Though Ms. King and several other women were also photographed in evening wear for a group cover of this year’s swimsuit issue, getting her own cover along with models like Ms. Upton, Chrissy Teigen and Hunter McGrady came as a shock — especially considering that Ms. King had thought “somebody was playing a joke” when she was initially approached to appear in the publication, she said in an interview on Wednesday.
“I was actually on the fence when they first asked me,” Ms. King said, adding that MJ Day, the editor of the swimsuit issue, helped persuade her to participate after explaining that the focus of this year’s edition was on legacy, longevity and women who were at the very top of their careers.
“I didn’t want to look foolish or like I was trying too hard, but I did think it could be fun,” Ms. King said. She received further encouragement from her “kitchen cabinet” — her children, Kirby Bumpus and William Bumpus Jr., and her longtime best friend, Oprah Winfrey, who, Ms. King said jokingly, “pointed out that the two of us often have quite different ideas of fun.”

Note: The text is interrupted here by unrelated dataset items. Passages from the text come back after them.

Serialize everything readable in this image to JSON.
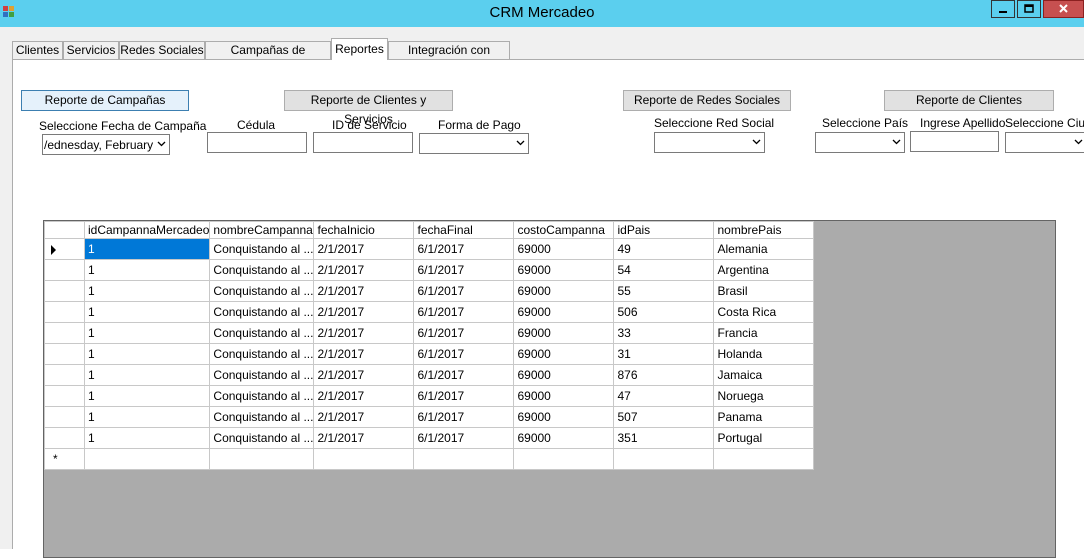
{
  "window": {
    "title": "CRM Mercadeo"
  },
  "tabs": [
    {
      "label": "Clientes"
    },
    {
      "label": "Servicios"
    },
    {
      "label": "Redes Sociales"
    },
    {
      "label": "Campañas de Mercadeo"
    },
    {
      "label": "Reportes"
    },
    {
      "label": "Integración con Ventas"
    }
  ],
  "active_tab": "Reportes",
  "reports": {
    "campaign_report_button": "Reporte de Campañas",
    "campaign_date_label": "Seleccione Fecha de Campaña",
    "campaign_date_value": "/ednesday,   February",
    "clients_services_button": "Reporte de Clientes y Servicios",
    "cedula_label": "Cédula",
    "service_id_label": "ID de Servicio",
    "payment_label": "Forma de Pago",
    "social_report_button": "Reporte de Redes Sociales",
    "social_label": "Seleccione Red Social",
    "clients_report_button": "Reporte de Clientes",
    "country_label": "Seleccione País",
    "surname_label": "Ingrese Apellido",
    "city_label": "Seleccione Ciuda"
  },
  "grid": {
    "columns": [
      "idCampannaMercadeo",
      "nombreCampanna",
      "fechaInicio",
      "fechaFinal",
      "costoCampanna",
      "idPais",
      "nombrePais"
    ],
    "rows": [
      [
        "1",
        "Conquistando al ...",
        "2/1/2017",
        "6/1/2017",
        "69000",
        "49",
        "Alemania"
      ],
      [
        "1",
        "Conquistando al ...",
        "2/1/2017",
        "6/1/2017",
        "69000",
        "54",
        "Argentina"
      ],
      [
        "1",
        "Conquistando al ...",
        "2/1/2017",
        "6/1/2017",
        "69000",
        "55",
        "Brasil"
      ],
      [
        "1",
        "Conquistando al ...",
        "2/1/2017",
        "6/1/2017",
        "69000",
        "506",
        "Costa Rica"
      ],
      [
        "1",
        "Conquistando al ...",
        "2/1/2017",
        "6/1/2017",
        "69000",
        "33",
        "Francia"
      ],
      [
        "1",
        "Conquistando al ...",
        "2/1/2017",
        "6/1/2017",
        "69000",
        "31",
        "Holanda"
      ],
      [
        "1",
        "Conquistando al ...",
        "2/1/2017",
        "6/1/2017",
        "69000",
        "876",
        "Jamaica"
      ],
      [
        "1",
        "Conquistando al ...",
        "2/1/2017",
        "6/1/2017",
        "69000",
        "47",
        "Noruega"
      ],
      [
        "1",
        "Conquistando al ...",
        "2/1/2017",
        "6/1/2017",
        "69000",
        "507",
        "Panama"
      ],
      [
        "1",
        "Conquistando al ...",
        "2/1/2017",
        "6/1/2017",
        "69000",
        "351",
        "Portugal"
      ]
    ],
    "new_row_marker": "*",
    "selected_row_icon": "current-row-arrow-icon"
  },
  "icons": {
    "app": "app-icon",
    "minimize": "minimize-icon",
    "maximize": "maximize-icon",
    "close": "close-icon",
    "dropdown": "chevron-down-icon"
  },
  "colors": {
    "titlebar": "#5bcfee",
    "close_button": "#c75050",
    "grid_background": "#ababab",
    "selection": "#0078d7"
  }
}
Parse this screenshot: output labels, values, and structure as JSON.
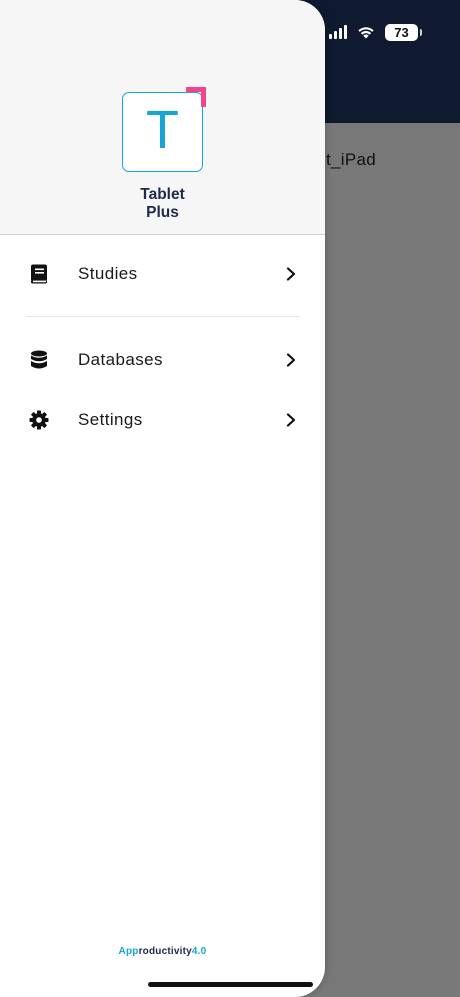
{
  "background": {
    "content_text": "t_iPad"
  },
  "status_bar": {
    "battery_level": "73",
    "icons": [
      "signal-icon",
      "wifi-icon",
      "battery-icon"
    ]
  },
  "drawer": {
    "logo_letter": "T",
    "app_name_line1": "Tablet",
    "app_name_line2": "Plus",
    "menu": [
      {
        "label": "Studies",
        "icon": "book-icon"
      },
      {
        "label": "Databases",
        "icon": "database-icon"
      },
      {
        "label": "Settings",
        "icon": "gear-icon"
      }
    ],
    "footer_part1": "App",
    "footer_part2": "roductivity",
    "footer_part3": "4.0"
  },
  "colors": {
    "accent_blue": "#1aa3d6",
    "accent_pink": "#f2448a",
    "header_dark": "#0f1a30",
    "overlay_gray": "#787878",
    "brand_navy": "#1d2a4a"
  }
}
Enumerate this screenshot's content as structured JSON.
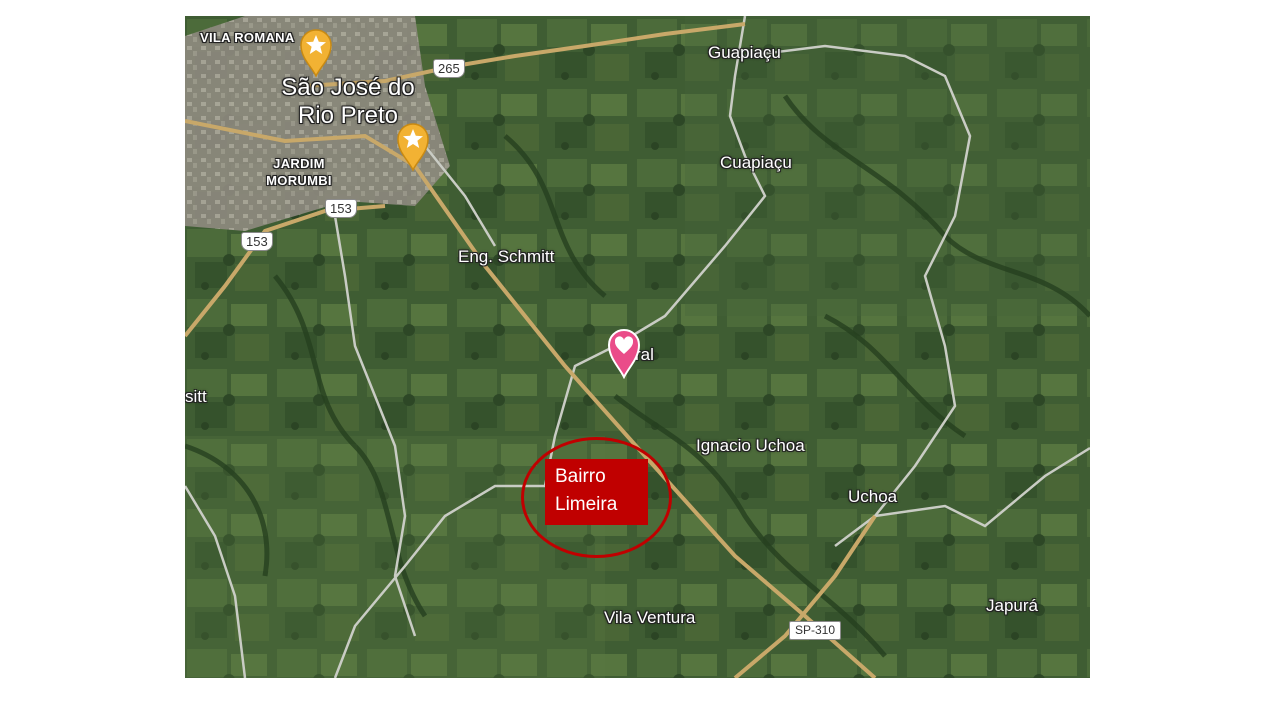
{
  "map": {
    "type": "satellite",
    "colors": {
      "land": "#3d5a32",
      "road_minor": "#c9ccc4",
      "road_major": "#c8a869",
      "urban": "#8f8a80"
    },
    "labels": {
      "vila_romana": "VILA ROMANA",
      "sao_jose": "São José do\nRio Preto",
      "jardim_morumbi": "JARDIM\nMORUMBI",
      "guapiacu": "Guapiaçu",
      "cuapiacu": "Cuapiaçu",
      "eng_schmitt": "Eng. Schmitt",
      "cedral": "ral",
      "sitt": "sitt",
      "ignacio_uchoa": "Ignacio Uchoa",
      "uchoa": "Uchoa",
      "vila_ventura": "Vila Ventura",
      "japura": "Japurá"
    },
    "road_shields": {
      "r265": "265",
      "r153_a": "153",
      "r153_b": "153",
      "sp310": "SP-310"
    },
    "markers": [
      {
        "icon": "star-pin-icon",
        "color": "#f2b233"
      },
      {
        "icon": "star-pin-icon",
        "color": "#f2b233"
      },
      {
        "icon": "heart-pin-icon",
        "color": "#ea4c89"
      }
    ]
  },
  "callout": {
    "line1": "Bairro",
    "line2": "Limeira",
    "color": "#c00000"
  }
}
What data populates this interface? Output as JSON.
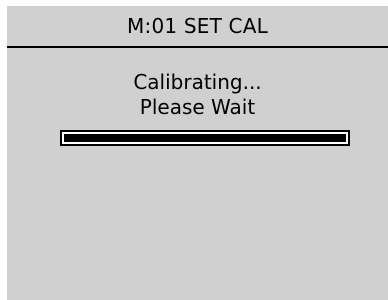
{
  "header": {
    "title": "M:01 SET CAL"
  },
  "message": {
    "line1": "Calibrating...",
    "line2": "Please Wait"
  },
  "progress": {
    "fraction": 1.0
  },
  "colors": {
    "screen_bg": "#d0d0d0",
    "text": "#000000",
    "bar_track": "#ffffff",
    "bar_fill": "#000000"
  }
}
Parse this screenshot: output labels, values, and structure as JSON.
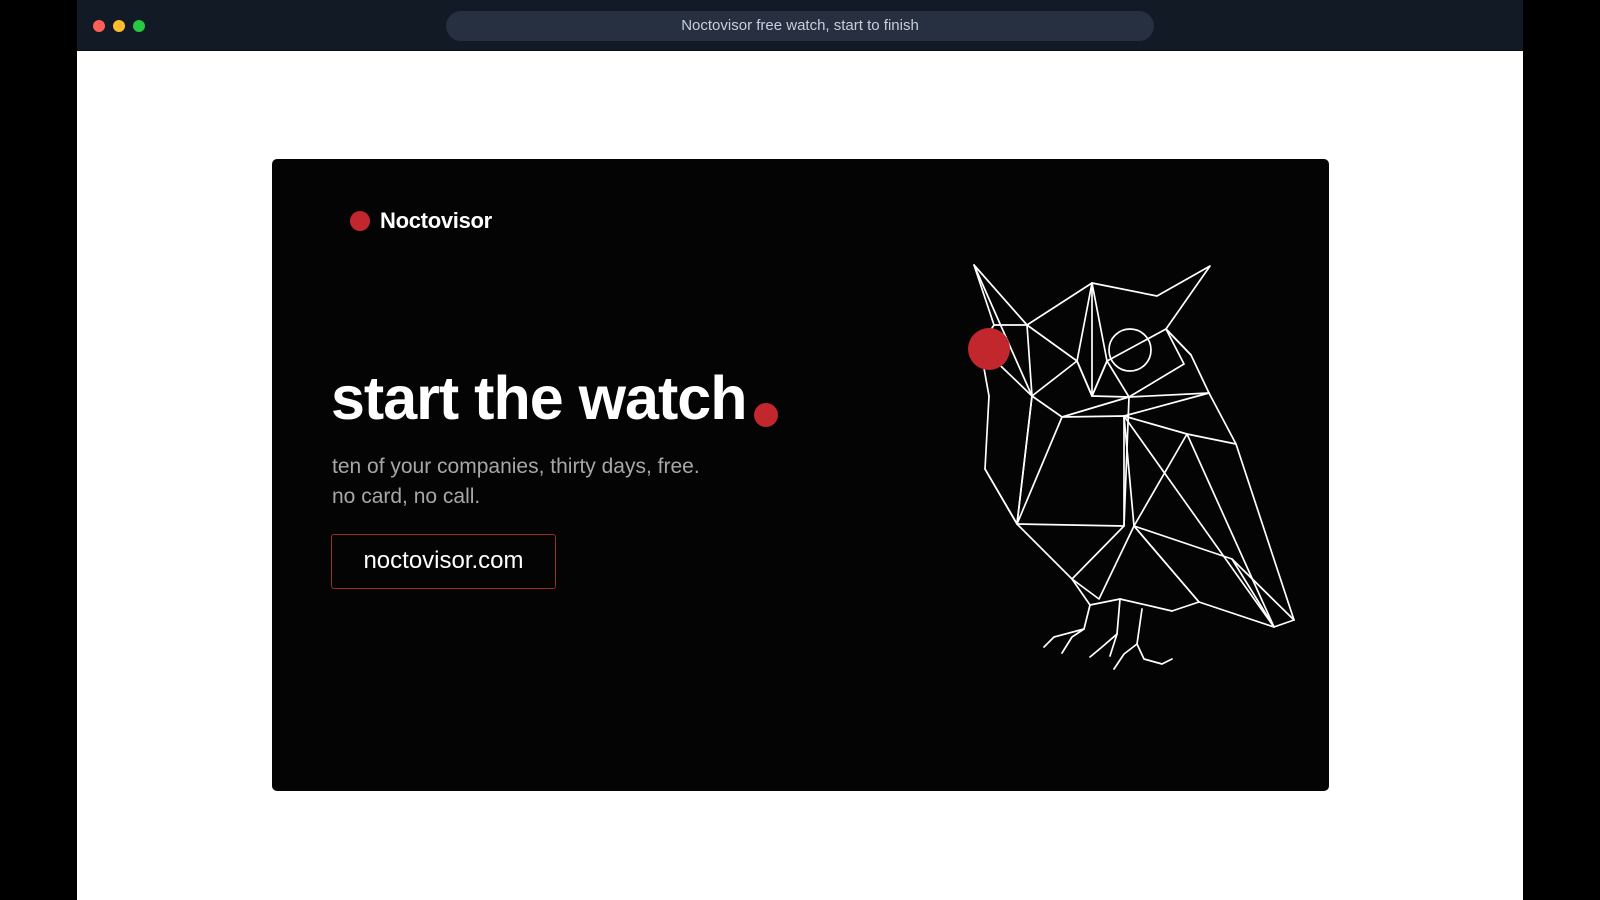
{
  "browser": {
    "tab_title": "Noctovisor free watch, start to finish"
  },
  "brand": {
    "name": "Noctovisor",
    "accent": "#c1272d"
  },
  "hero": {
    "headline": "start the watch",
    "subline_1": "ten of your companies, thirty days, free.",
    "subline_2": "no card, no call.",
    "cta_label": "noctovisor.com"
  },
  "illustration": {
    "icon": "geometric-owl-icon",
    "eye_color": "#c1272d"
  }
}
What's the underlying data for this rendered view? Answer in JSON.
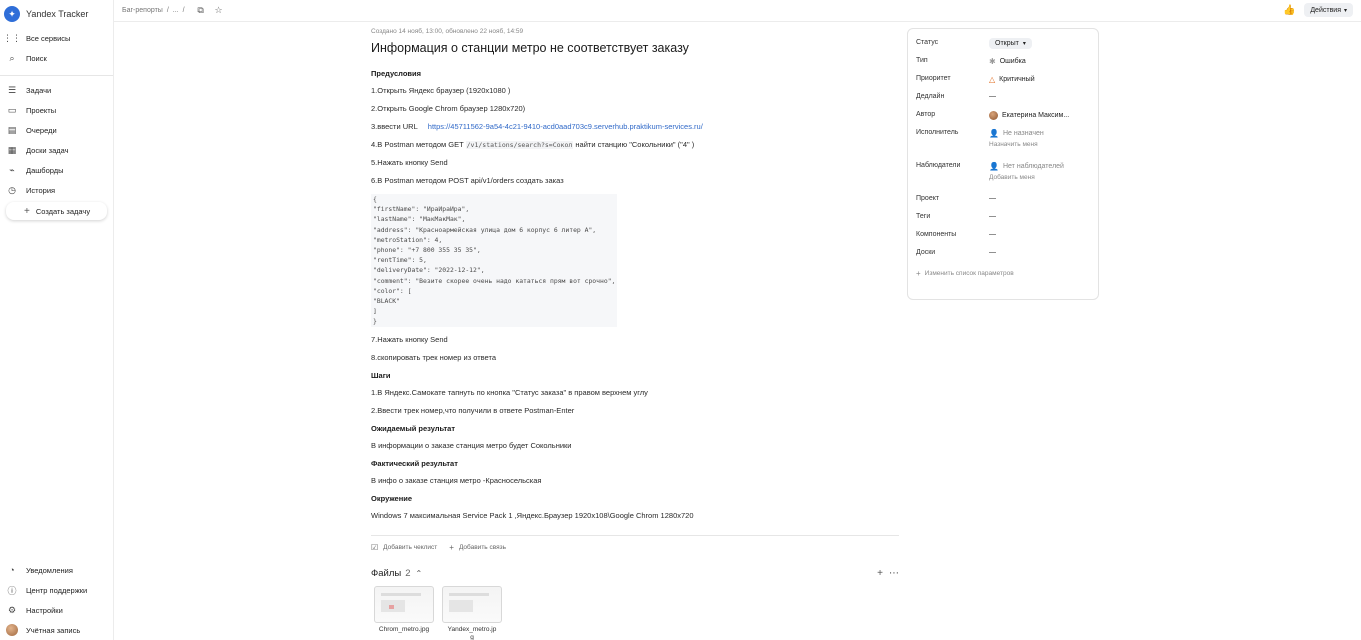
{
  "sidebar": {
    "brand": "Yandex Tracker",
    "top_items": [
      {
        "icon": "grid-icon",
        "label": "Все сервисы"
      },
      {
        "icon": "search-icon",
        "label": "Поиск"
      }
    ],
    "main_items": [
      {
        "icon": "tasks-icon",
        "label": "Задачи"
      },
      {
        "icon": "folder-icon",
        "label": "Проекты"
      },
      {
        "icon": "queue-icon",
        "label": "Очереди"
      },
      {
        "icon": "board-icon",
        "label": "Доски задач"
      },
      {
        "icon": "chart-icon",
        "label": "Дашборды"
      },
      {
        "icon": "clock-icon",
        "label": "История"
      }
    ],
    "create_label": "Создать задачу",
    "bottom_items": [
      {
        "icon": "bell-icon",
        "label": "Уведомления"
      },
      {
        "icon": "help-icon",
        "label": "Центр поддержки"
      },
      {
        "icon": "gear-icon",
        "label": "Настройки"
      },
      {
        "icon": "avatar",
        "label": "Учётная запись"
      }
    ]
  },
  "topbar": {
    "crumb_1": "Баг-репорты",
    "crumb_sep": "/",
    "crumb_2": "...",
    "crumb_3": "/",
    "actions_label": "Действия"
  },
  "issue": {
    "meta": "Создано 14 нояб, 13:00, обновлено 22 нояб, 14:59",
    "title": "Информация о станции метро не соответствует заказу",
    "preconditions_h": "Предусловия",
    "pre_1": "1.Открыть Яндекс браузер (1920х1080 )",
    "pre_2": "2.Открыть Google Chrom браузер 1280х720)",
    "pre_3_text": "3.ввести URL",
    "pre_3_link": "https://45711562-9a54-4c21-9410-acd0aad703c9.serverhub.praktikum-services.ru/",
    "pre_4_a": "4.В Postman методом GET",
    "pre_4_code": "/v1/stations/search?s=Сокол",
    "pre_4_b": "найти станцию \"Сокольники\" (\"4\" )",
    "pre_5": "5.Нажать кнопку Send",
    "pre_6": "6.В Postman методом POST api/v1/orders создать заказ",
    "code_block": "{\n\"firstName\": \"ИраИраИра\",\n\"lastName\": \"МакМакМак\",\n\"address\": \"Красноармейская улица дом 6 корпус 6 литер А\",\n\"metroStation\": 4,\n\"phone\": \"+7 800 355 35 35\",\n\"rentTime\": 5,\n\"deliveryDate\": \"2022-12-12\",\n\"comment\": \"Везите скорее очень надо кататься прям вот срочно\",\n\"color\": [\n\"BLACK\"\n]\n}",
    "pre_7": "7.Нажать кнопку Send",
    "pre_8": "8.скопировать трек номер из ответа",
    "steps_h": "Шаги",
    "step_1": "1.В Яндекс.Самокате тапнуть по кнопка \"Статус заказа\" в правом верхнем углу",
    "step_2": "2.Ввести трек номер,что получили в ответе Postman-Enter",
    "expected_h": "Ожидаемый результат",
    "expected": "В информации о заказе станция метро будет Сокольники",
    "actual_h": "Фактический результат",
    "actual": "В инфо о заказе станция метро -Красносельская",
    "env_h": "Окружение",
    "env": "Windows 7 максимальная Service Pack 1 ,Яндекс.Браузер 1920х108\\Google Chrom 1280х720",
    "add_checklist": "Добавить чеклист",
    "add_link": "Добавить связь",
    "files_title": "Файлы",
    "files_count": "2",
    "files": [
      {
        "name": "Chrom_metro.jpg"
      },
      {
        "name": "Yandex_metro.jp\ng"
      }
    ]
  },
  "panel": {
    "status_k": "Статус",
    "status_v": "Открыт",
    "type_k": "Тип",
    "type_v": "Ошибка",
    "priority_k": "Приоритет",
    "priority_v": "Критичный",
    "deadline_k": "Дедлайн",
    "deadline_v": "—",
    "author_k": "Автор",
    "author_v": "Екатерина Максим...",
    "assignee_k": "Исполнитель",
    "assignee_v": "Не назначен",
    "assignee_sub": "Назначить меня",
    "watchers_k": "Наблюдатели",
    "watchers_v": "Нет наблюдателей",
    "watchers_sub": "Добавить меня",
    "project_k": "Проект",
    "project_v": "—",
    "tags_k": "Теги",
    "tags_v": "—",
    "components_k": "Компоненты",
    "components_v": "—",
    "boards_k": "Доски",
    "boards_v": "—",
    "change_params": "Изменить список параметров"
  },
  "colors": {
    "accent": "#2f6ed8",
    "link": "#3069c8",
    "priority": "#e06c1f"
  }
}
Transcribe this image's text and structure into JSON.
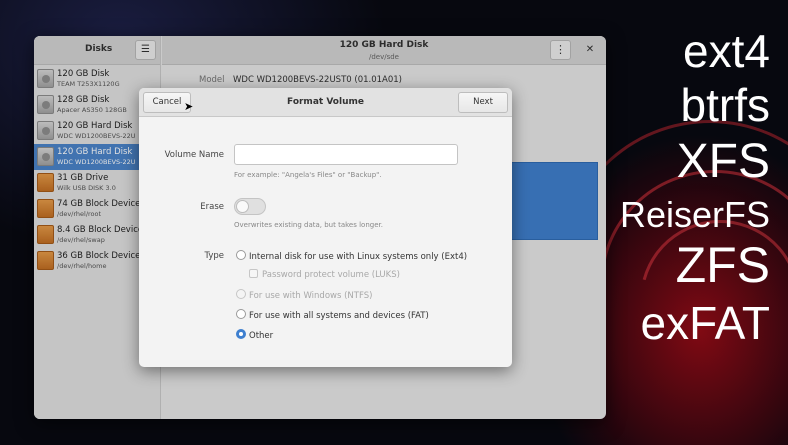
{
  "sidebar": {
    "title": "Disks",
    "menu_icon": "hamburger-icon",
    "disks": [
      {
        "name": "120 GB Disk",
        "sub": "TEAM T253X1120G",
        "icon": "hdd-icon",
        "selected": false
      },
      {
        "name": "128 GB Disk",
        "sub": "Apacer AS350 128GB",
        "icon": "hdd-icon",
        "selected": false
      },
      {
        "name": "120 GB Hard Disk",
        "sub": "WDC WD1200BEVS-22U",
        "icon": "hdd-icon",
        "selected": false
      },
      {
        "name": "120 GB Hard Disk",
        "sub": "WDC WD1200BEVS-22U",
        "icon": "hdd-icon",
        "selected": true
      },
      {
        "name": "31 GB Drive",
        "sub": "Wilk USB DISK 3.0",
        "icon": "usb-drive-icon",
        "selected": false
      },
      {
        "name": "74 GB Block Device",
        "sub": "/dev/rhel/root",
        "icon": "block-device-icon",
        "selected": false
      },
      {
        "name": "8.4 GB Block Device",
        "sub": "/dev/rhel/swap",
        "icon": "block-device-icon",
        "selected": false
      },
      {
        "name": "36 GB Block Device",
        "sub": "/dev/rhel/home",
        "icon": "block-device-icon",
        "selected": false
      }
    ]
  },
  "content": {
    "title": "120 GB Hard Disk",
    "subtitle": "/dev/sde",
    "model_label": "Model",
    "model_value": "WDC WD1200BEVS-22UST0 (01.01A01)"
  },
  "dialog": {
    "title": "Format Volume",
    "cancel_label": "Cancel",
    "next_label": "Next",
    "volume_name_label": "Volume Name",
    "volume_name_value": "",
    "volume_name_hint": "For example: \"Angela's Files\" or \"Backup\".",
    "erase_label": "Erase",
    "erase_on": false,
    "erase_hint": "Overwrites existing data, but takes longer.",
    "type_label": "Type",
    "options": {
      "ext4": "Internal disk for use with Linux systems only (Ext4)",
      "luks": "Password protect volume (LUKS)",
      "ntfs": "For use with Windows (NTFS)",
      "fat": "For use with all systems and devices (FAT)",
      "other": "Other"
    },
    "selected_type": "Other"
  },
  "overlay_words": [
    "ext4",
    "btrfs",
    "XFS",
    "ReiserFS",
    "ZFS",
    "exFAT"
  ],
  "colors": {
    "selection": "#4a83c9",
    "radio_accent": "#3e7fcf",
    "overlay_text": "#ffffff"
  }
}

Fears that she might need to “lose a rib” or “20 pounds” for her swimsuit photos were quelled by assurances from the Sports Illustrated team that Ms. King should look like herself. Consequently, she said, her preparations for the shoot in Cancún included eating a cheeseburger the day before and performing the exercise routine she typically does before filming her morning show.
In her swimsuit shots, Ms. King looks relaxed and breezy, like a woman happy in her own skin on vacation — which is exactly how she said she felt.
She credited her comfort on set to the photographer Yu Tsai, who she said helped soothe her nerves by hyping her up and guiding her on how to pose. Ms. King was so pleased with the final images, she said, that she asked for minimal retouching — except on an inside photo of her leaning against a palm tree wearing a plunging yellow Eres one-piece and gold jewelry.
“I wasn’t bothered by things like dimples, I don’t have hangups about my age,” Ms. King said. But the yellow swimsuit was “a little too boobalicious,” as she put it, so she suggested retouching the photo to show less skin.
“I love tasteful cleavage,” Ms. King said. “But I didn’t want it to look like I was trying to flash people.”
Ms. Day, since becoming editor of the swimsuit issue in 2012, has been known for her efforts to diversify the publication and to make it more than a collection of pinup-style photos. Martha Stewart, 82, appeared on a cover last year, and Maye Musk, 76, a model and the mother of Elon Musk, graced a cover in 2022.
In a phone interview last week, Ms. Day said her time overseeing the swimsuit issue reflected her desires to promote diversity and to change perceptions of beauty at Sports Illustrated, which published its first swimsuit issue in 1964 and has spent recent months in turmoil amid mass layoffs and a tussle over publishing rights.
Ms. Day said that Ms. King — who is also an editor at Oprah Daily, and is the first TV anchor to appear on a swimsuit issue cover — was “one of the elite journalists of our time.”
“She’s a Black woman and she sits where she sits because she’s so passionate, smart and strong willed,” Ms. Day said. “She is a mature leader. Having a cover star who is not in the model universe is also a conversation we want to continue to host as a title. No one would imagine that she might want to do something like this, but the fact that she does and she’s proud of herself is important for women to see.”